SPO11 is a key protein for promoting meiotic recombination, by generating chromatin locus- and timing-specific DNA double-strand breaks (DSBs). The DSB activity of SPO11 was shown by genetic analyses, but whether SPO11 exerts DSB-forming activity by itself is still an unanswered question. DSB formation by SPO11 has not been detected by biochemical means, probably because of a lack of proper protein-folding, posttranslational modifications, and/or specific SPO11-interacting proteins required for this activity. In addition, plants have multiple SPO11-homologues. To determine whether SPO11 can cleave DNA by itself, and to identify which plant SPO11 homologue cleaves DNA, we developed a Drosophila bioassay system that detects the DSB signals generated by a plant SPO11 homologue expressed ectopically.
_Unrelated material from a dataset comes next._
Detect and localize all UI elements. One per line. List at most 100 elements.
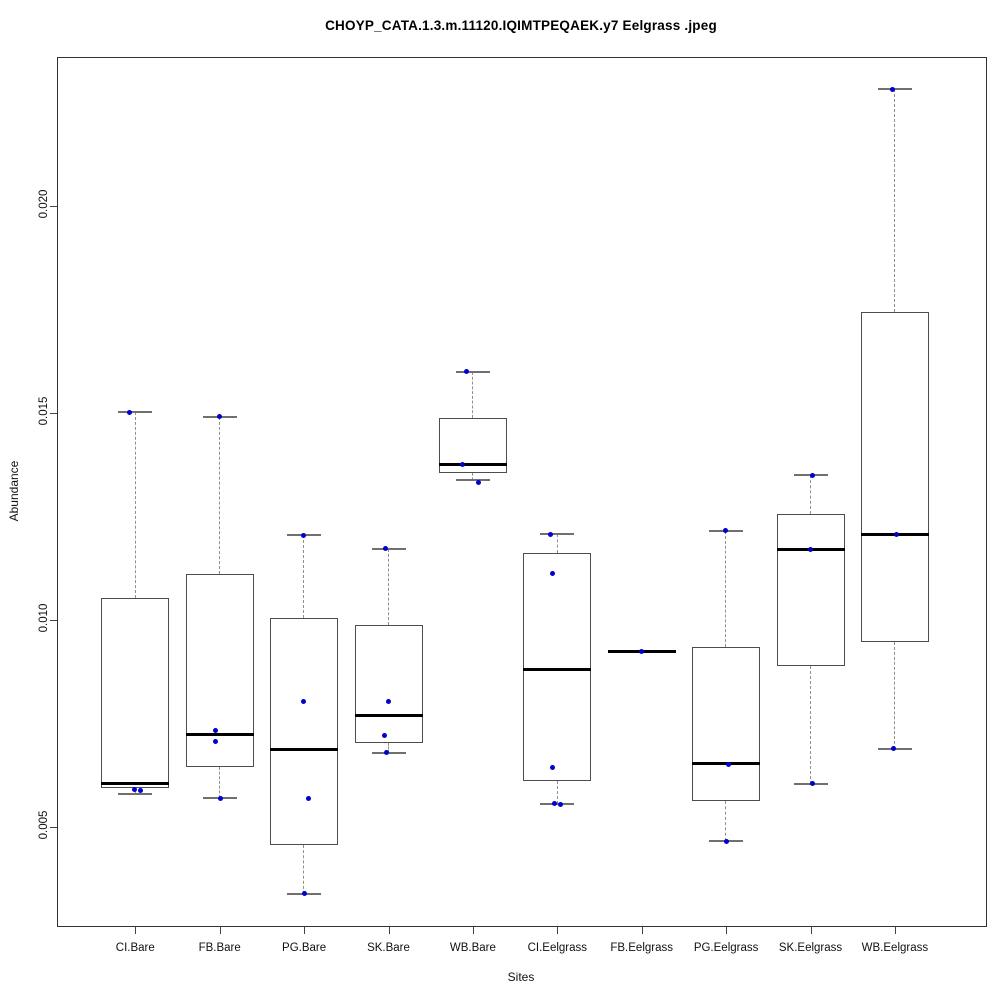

We cytologically and genetically demonstrated the DSB activities of Arabidopsis AtSPO11-1 and AtSPO11-2, which are required for meiosis, in the absence of other plant proteins. Using this bioassay, we further found that a novel SPO11-homologue, OsSPO11D, which has no counterpart in Arabidopsis, displays prominent DSB-forming activity. Quantitative analyses of the rice SPO11 transcripts revealed the specific increase in OsSPO11D mRNA in the anthers containing meiotic pollen mother cells. The Drosophila bioassay system successfully demonstrated that some plant SPO11 orthologues have intrinsic DSB activities. Furthermore, we identified a novel SPO11 homologue, OsSPO11D, with robust DSB activity and a possible meiotic function.